Alvorece, lembro sempre onde
Perguntado se escrevia todos os dias, respondi inevitavelmente - sim! Com uma prontidão contrária à da escrita, não porque as palavras não as descarregue de jorro, mas porque é o momento de as ideias fervilharem pausadamente, absolutamente vagarosamente, lidos todos estes advérbios traço a traço entre cada sílaba, no silêncio esparso por todo o espaço do espírito. Somente absorto na quietude do acto vazado no meu livro de orações: o caderninho negro cabendo no bolso do casaco onde apenas redije o lápis da minha lapiseira com ordens expressas de um risco censor jamais.

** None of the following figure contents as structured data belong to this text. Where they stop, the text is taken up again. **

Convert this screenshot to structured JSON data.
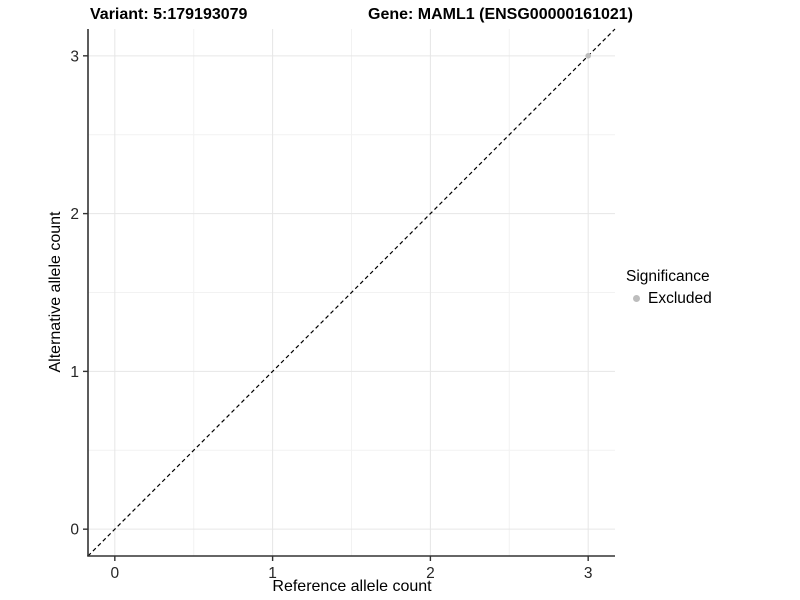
{
  "chart_data": {
    "type": "scatter",
    "title_left": "Variant: 5:179193079",
    "title_right": "Gene: MAML1 (ENSG00000161021)",
    "xlabel": "Reference allele count",
    "ylabel": "Alternative allele count",
    "xlim": [
      -0.17,
      3.17
    ],
    "ylim": [
      -0.17,
      3.17
    ],
    "x_ticks": [
      0,
      1,
      2,
      3
    ],
    "y_ticks": [
      0,
      1,
      2,
      3
    ],
    "x_minor_ticks": [
      0.5,
      1.5,
      2.5
    ],
    "y_minor_ticks": [
      0.5,
      1.5,
      2.5
    ],
    "grid": true,
    "identity_line": {
      "slope": 1,
      "intercept": 0,
      "style": "dashed",
      "color": "#000000"
    },
    "series": [
      {
        "name": "Excluded",
        "color": "#bdbdbd",
        "points": [
          {
            "x": 3,
            "y": 3
          }
        ]
      }
    ],
    "legend": {
      "title": "Significance",
      "position": "right",
      "items": [
        {
          "label": "Excluded",
          "color": "#bdbdbd"
        }
      ]
    },
    "colors": {
      "background": "#ffffff",
      "grid_major": "#e6e6e6",
      "grid_minor": "#f2f2f2",
      "axis_line": "#333333",
      "tick_mark": "#333333",
      "tick_label": "#262626",
      "dashed_line": "#000000",
      "excluded_point": "#bdbdbd"
    }
  }
}
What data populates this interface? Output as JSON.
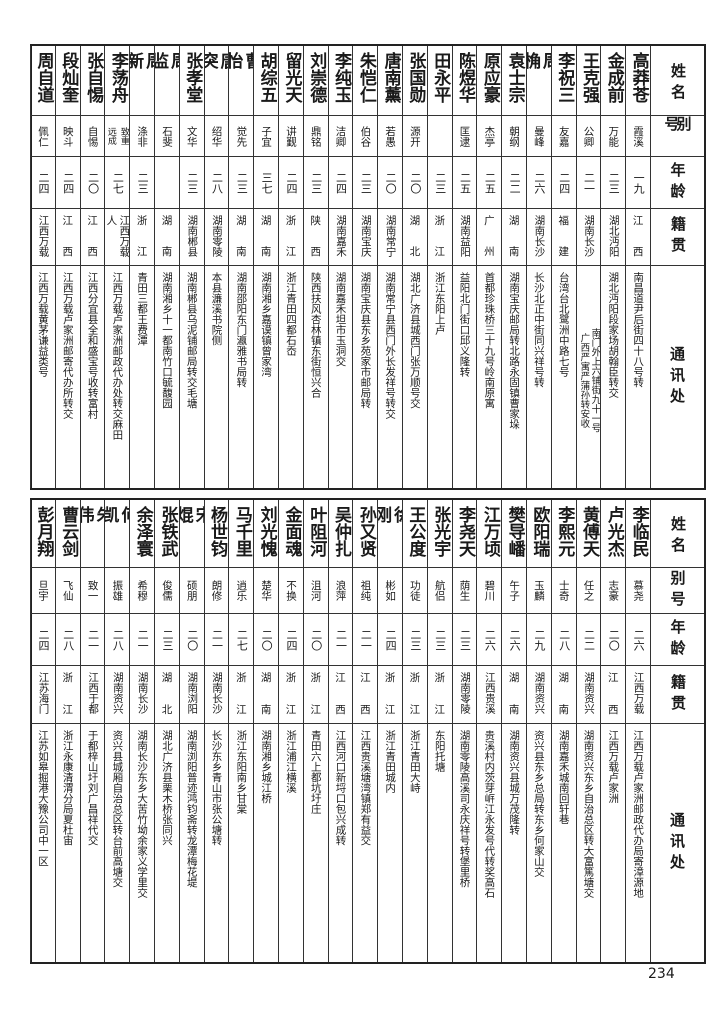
{
  "headers": {
    "name": "姓名",
    "alias": "别号",
    "age": "年龄",
    "native": "籍贯",
    "address": "通讯处"
  },
  "top_table": [
    {
      "name": "高莽苍",
      "alias": "霞溪",
      "age": "一九",
      "native": "江西",
      "address": "南昌道尹后街四十八号转"
    },
    {
      "name": "金成前",
      "alias": "万能",
      "age": "二三",
      "native": "湖北沔阳",
      "address": "湖北沔阳段家场胡翰臣转交"
    },
    {
      "name": "王克强",
      "alias": "公卿",
      "age": "二一",
      "native": "湖南长沙",
      "address": [
        "南门外上六铺街九十一号",
        "广西严寓严蒲孙转安收"
      ]
    },
    {
      "name": "李祝三",
      "alias": "友嘉",
      "age": "二四",
      "native": "福建",
      "address": "台湾台北鹭洲中路七号"
    },
    {
      "name": "周桷",
      "alias": "曼峰",
      "age": "二六",
      "native": "湖南长沙",
      "address": "长沙北正中街同兴祥号转"
    },
    {
      "name": "袁士宗",
      "alias": "朝纲",
      "age": "二二",
      "native": "湖南",
      "address": "湖南宝庆邮局转北路永固镇曹家垛"
    },
    {
      "name": "原应豪",
      "alias": "杰亭",
      "age": "二五",
      "native": "广州",
      "address": "首都珍珠桥三十九号岭南原寓"
    },
    {
      "name": "陈煜华",
      "alias": "匡逮",
      "age": "二五",
      "native": "湖南益阳",
      "address": "益阳北门街口邱义隆转"
    },
    {
      "name": "田永平",
      "alias": "",
      "age": "二三",
      "native": "浙江",
      "address": "浙江东阳上卢"
    },
    {
      "name": "张国勋",
      "alias": "源开",
      "age": "二〇",
      "native": "湖北",
      "address": "湖北广济县城西门张万顺号交"
    },
    {
      "name": "唐南薰",
      "alias": "若愚",
      "age": "二〇",
      "native": "湖南常宁",
      "address": "湖南常宁县西门外长发祥号转交"
    },
    {
      "name": "朱恺仁",
      "alias": "伯谷",
      "age": "二三",
      "native": "湖南宝庆",
      "address": "湖南宝庆县东乡苑家市邮局转"
    },
    {
      "name": "李纯玉",
      "alias": "洁卿",
      "age": "二四",
      "native": "湖南嘉禾",
      "address": "湖南嘉禾坦市玉洞交"
    },
    {
      "name": "刘崇德",
      "alias": "鼎铭",
      "age": "二三",
      "native": "陕西",
      "address": "陕西扶风杏林镇东街恒兴合"
    },
    {
      "name": "留光天",
      "alias": "讲觐",
      "age": "二四",
      "native": "浙江",
      "address": "浙江青田四都石岙"
    },
    {
      "name": "胡综五",
      "alias": "子宜",
      "age": "三七",
      "native": "湖南",
      "address": "湖南湘乡嘉谟镇曾家湾"
    },
    {
      "name": "曹怡",
      "alias": "觉先",
      "age": "二三",
      "native": "湖南",
      "address": "湖南邵阳东门瀛雅书局转"
    },
    {
      "name": "唐突",
      "alias": "绍华",
      "age": "二八",
      "native": "湖南零陵",
      "address": "本县濂溪书院侧"
    },
    {
      "name": "张孝堂",
      "alias": "文华",
      "age": "二三",
      "native": "湖南郴县",
      "address": "湖南郴县乌泥铺邮局转交毛塘"
    },
    {
      "name": "周监",
      "alias": "石斐",
      "age": "",
      "native": "湖南",
      "address": "湖南湘乡十一都南竹口毓馥园"
    },
    {
      "name": "周新",
      "alias": "涤非",
      "age": "二三",
      "native": "浙江",
      "address": "青田三都王费潭"
    },
    {
      "name": "李荡舟",
      "alias": [
        "致重",
        "远成"
      ],
      "age": "二七",
      "native": "江西万载人",
      "address": "江西万载卢家洲邮政代办处转交麻田"
    },
    {
      "name": "张自惕",
      "alias": "自惕",
      "age": "二〇",
      "native": "江西",
      "address": "江西分宜县全和盛宝号收转富村"
    },
    {
      "name": "段灿奎",
      "alias": "映斗",
      "age": "二四",
      "native": "江西",
      "address": "江西万载卢家洲邮寄代办所转交"
    },
    {
      "name": "周自道",
      "alias": "佩仁",
      "age": "二四",
      "native": "江西万载",
      "address": "江西万载黄茅谦益类号"
    }
  ],
  "bottom_table": [
    {
      "name": "李临民",
      "alias": "慕尧",
      "age": "二六",
      "native": "江西万载",
      "address": "江西万载卢家洲邮政代办局寄漳源地"
    },
    {
      "name": "卢光杰",
      "alias": "志豪",
      "age": "二〇",
      "native": "江西",
      "address": "江西万载卢家洲"
    },
    {
      "name": "黄傅天",
      "alias": "任之",
      "age": "二二",
      "native": "湖南资兴",
      "address": "湖南资兴东乡自治总区转大富篤塘交"
    },
    {
      "name": "李熙元",
      "alias": "士奇",
      "age": "二八",
      "native": "湖南",
      "address": "湖南嘉禾城南回轩巷"
    },
    {
      "name": "欧阳瑞",
      "alias": "玉麟",
      "age": "二九",
      "native": "湖南资兴",
      "address": "资兴县东乡总局转东乡何家山交"
    },
    {
      "name": "樊导嶓",
      "alias": "午子",
      "age": "二六",
      "native": "湖南",
      "address": "湖南资兴县城万茂隆转"
    },
    {
      "name": "江万顷",
      "alias": "碧川",
      "age": "二六",
      "native": "江西贵溪",
      "address": "贵溪村内茨芽㟁江永发号代转奖高石"
    },
    {
      "name": "李尧天",
      "alias": "荫生",
      "age": "二三",
      "native": "湖南零陵",
      "address": "湖南零陵高溪司永庆祥号转堡里桥"
    },
    {
      "name": "张光宇",
      "alias": "航侣",
      "age": "二三",
      "native": "浙江",
      "address": "东阳托塘"
    },
    {
      "name": "王公度",
      "alias": "功徒",
      "age": "二三",
      "native": "浙江",
      "address": "浙江青田大峙"
    },
    {
      "name": "徐刚",
      "alias": "彬如",
      "age": "二四",
      "native": "浙江",
      "address": "浙江青田城内"
    },
    {
      "name": "孙又贤",
      "alias": "祖纯",
      "age": "二一",
      "native": "江西",
      "address": "江西贵溪塘湾镇郑有益交"
    },
    {
      "name": "吴仲扎",
      "alias": "浪萍",
      "age": "二一",
      "native": "江西",
      "address": "江西河口新埒口包兴成转"
    },
    {
      "name": "叶阻河",
      "alias": "沮河",
      "age": "二〇",
      "native": "浙江",
      "address": "青田六上都坑圩庄"
    },
    {
      "name": "金面魂",
      "alias": "不换",
      "age": "二四",
      "native": "浙江",
      "address": "浙江浦江横溪"
    },
    {
      "name": "刘光愧",
      "alias": "楚华",
      "age": "二〇",
      "native": "湖南",
      "address": "湖南湘乡城江桥"
    },
    {
      "name": "马千里",
      "alias": "逍乐",
      "age": "二七",
      "native": "浙江",
      "address": "浙江东阳南乡甘棠"
    },
    {
      "name": "杨世钧",
      "alias": "朗修",
      "age": "二一",
      "native": "湖南长沙",
      "address": "长沙东乡青山市张公塘转"
    },
    {
      "name": "宋焜",
      "alias": "硕朋",
      "age": "二〇",
      "native": "湖南浏阳",
      "address": "湖南浏阳普迹鸿钧斋转龙潭梅花堤"
    },
    {
      "name": "张铁武",
      "alias": "俊儒",
      "age": "二三",
      "native": "湖北",
      "address": "湖北广济县栗木桥张同兴"
    },
    {
      "name": "余泽寰",
      "alias": "希穆",
      "age": "二一",
      "native": "湖南长沙",
      "address": "湖南长沙东乡大苦竹坳余家义学里交"
    },
    {
      "name": "何凯",
      "alias": "振雄",
      "age": "二八",
      "native": "湖南资兴",
      "address": "资兴县城厢自治总区转台前高塘交"
    },
    {
      "name": "朱伟",
      "alias": "致一",
      "age": "二一",
      "native": "江西于都",
      "address": "于都梓山圩刘广昌祥代交"
    },
    {
      "name": "曹云剑",
      "alias": "飞仙",
      "age": "二八",
      "native": "浙江",
      "address": "浙江永康清渭分局夏杜宙"
    },
    {
      "name": "彭月翔",
      "alias": "旦宇",
      "age": "二四",
      "native": "江苏海门",
      "address": "江苏如皋掘港大豫公司中一区"
    }
  ],
  "page_number": "234"
}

O resto virá depois, ainda demorado, o aplainar das palavras (sempre desbocadas) no cuidado próprio de quem sabe, - esta caneta de tinta permanente (agora) é como uma navalha afiada em mãos incautas, bem pode lascar-nos os dedos que a manejam como distorcer as ideias, repetidas, infieis, mal desenhadas.
E tudo afinal porquê e para quê? - dirão - sem resposta que possam levar além da circunstância de este ser o tempo todos os dias em que o dia está nascendo e o parto condenar-se-ia não fossem mais estas amostras de sangue guardadas no frigorífico.